Perbarui csi-plugin dan csi-provisioner ke versi terbaru. Untuk informasi lebih lanjut tentang catatan rilis, lihat csi-plugin dan csi-provisioner.

CNI

Flannel v0.15.1.22-20a397e6-aliyun

Terway dan TerwayControlplane v1.14.0 dan yang lebih baru

Pertimbangan peningkatan

Pod yang dibuat dengan versi ≤1.20 yang belum pernah di-restart atau diperbarui akan di-restart saat kluster ditingkatkan ke v1.33.

Perubahan besar

Perubahan fitur

  • Ubah Ukuran Pod Secara Langsung mencapai beta dan diaktifkan secara default. Fitur ini memungkinkan modifikasi dinamis konfigurasi sumber daya CPU dan memori kontainer tanpa me-restart pod.

  • kubectl memungkinkan Anda menyesuaikan sub-sumber daya tertentu dari sumber daya dengan menggunakan perintah --subresources. Sebagai contoh, Anda dapat menyesuaikan ukuran sumber daya pod secara dinamis dengan menggunakan kubectl edit pod <pod-name> --subresource resize. Sub-sumber daya yang didukung dalam Kubernetes 1.33 meliputi status, scale, dan resize.

  • EndpointSlices TopologyAwareHints mencapai GA. Anotasi beta service.kubernetes.io/topology-mode telah ditinggalkan. Kami merekomendasikan Anda menggunakan bidang spec.trafficDistribution untuk mendefinisikan kebijakan topologi. Sebagai contoh, dengan mengatur trafficDistribution menjadi PreferClose, trafik dapat diprioritaskan ke titik akhir di zona yang sama dengan klien. Untuk informasi lebih lanjut, lihat Distribusi Trafik.

  • Bidang .status.resize dari pod telah ditinggalkan dan tidak lagi mendukung pengaturan. Dua bidang kondisi baru ditambahkan: PodResizeInProgress dan PodResizePending.

  • DisableNodeKubeProxyVersion diaktifkan secara default dan tidak dapat dinonaktifkan. kubelet tidak mengatur bidang status.kubeProxyVersion dari node.

  • Bidang .spec.serviceName dari StatefulSets menjadi opsional, dan pemeriksaan validitas bidangnya diperkuat untuk mematuhi validasi standar DNS1123. Jika bidang .spec.serviceName dari StatefulSet yang ada gagal validasi, pod baru tidak dapat dibuat, dan bidang tersebut perlu dihapus secara manual.
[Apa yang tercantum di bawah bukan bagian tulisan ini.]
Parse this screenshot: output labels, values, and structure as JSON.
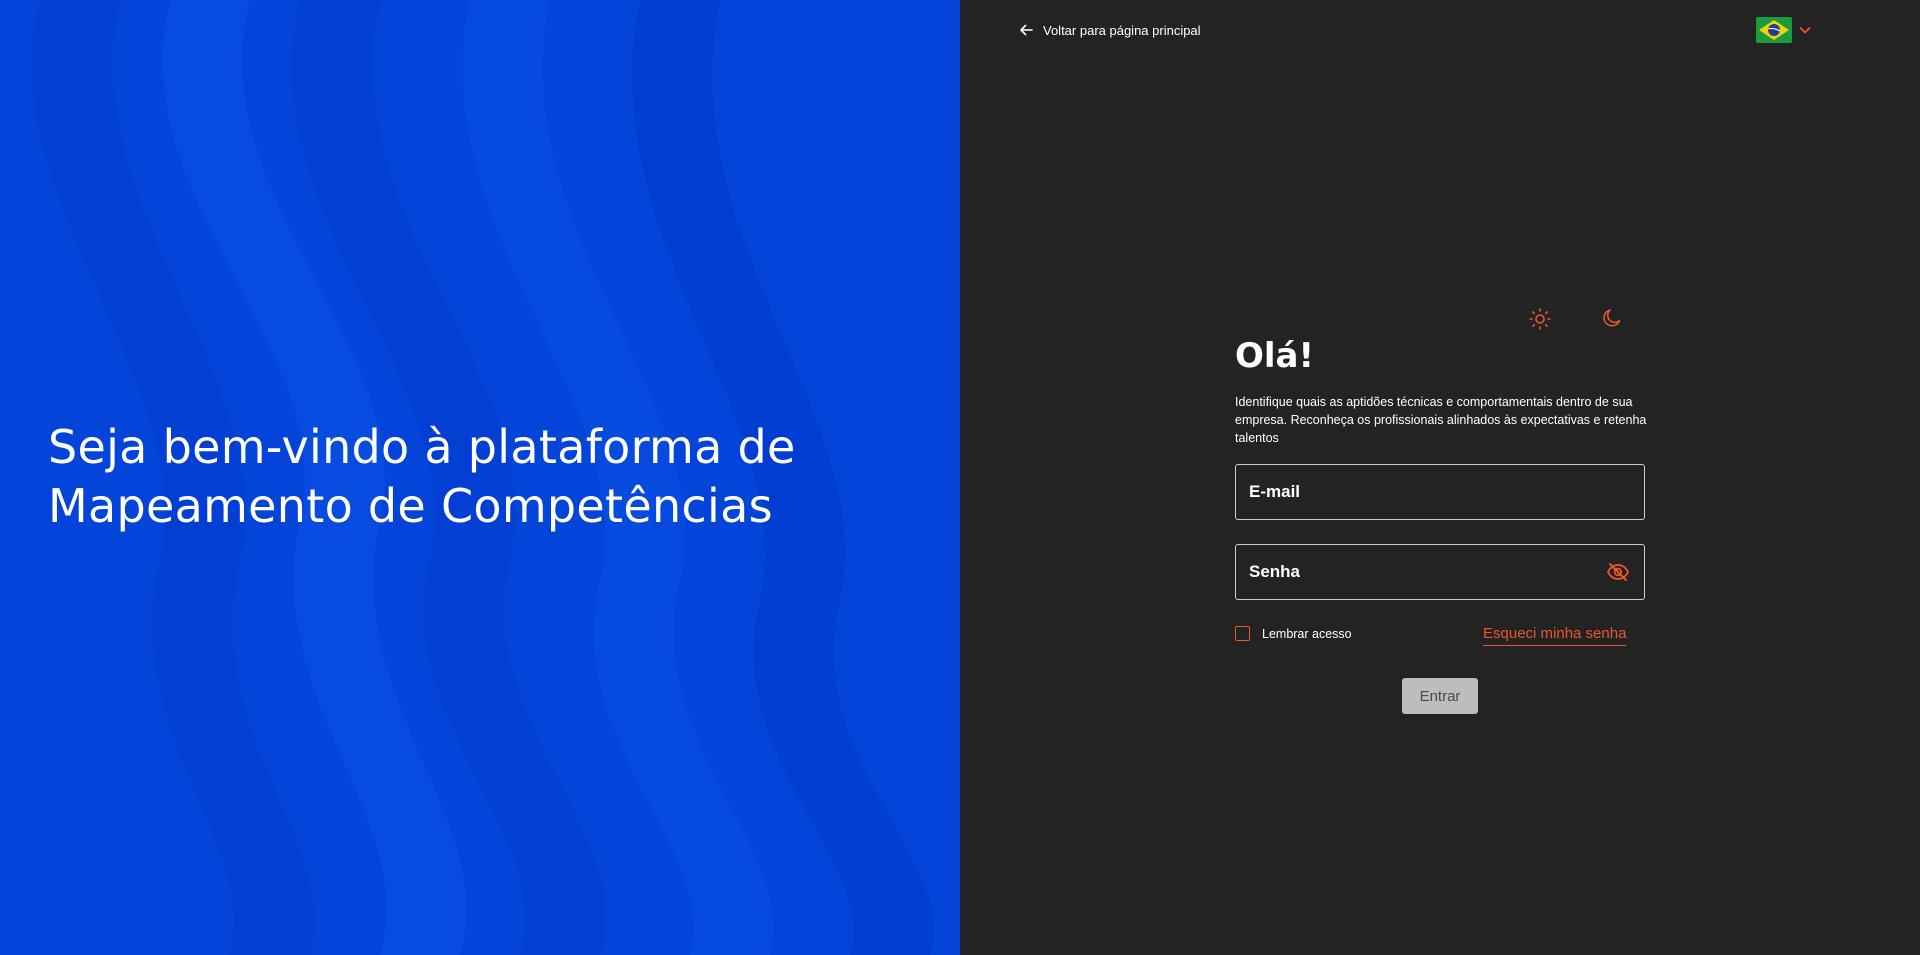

Pembaruan ini memindahkan validasi DNS dari fase pembuatan pod ke fase konfigurasi sumber daya StatefulSet, mengurangi percobaan gagal dari kontroler StatefulSet.

  • Plug-in volume Git-Repo dinonaktifkan secara default. Jika Anda ingin mempertahankannya, Anda dapat mengaktifkan gerbang fitur GitRepoVolumeDriver secara manual.

  • Dalam 1.33.3-aliyun.1, CVE-2025-4563 telah diperbaiki.

Fitur

  • Kontainer Sidecar mencapai GA dan diaktifkan secara default. Kontainer sidecar, sebagai jenis kontainer init khusus, dapat berjalan sepanjang siklus hidup pod dengan menggunakan restartPolicy: Always dan mendukung konfigurasi probe.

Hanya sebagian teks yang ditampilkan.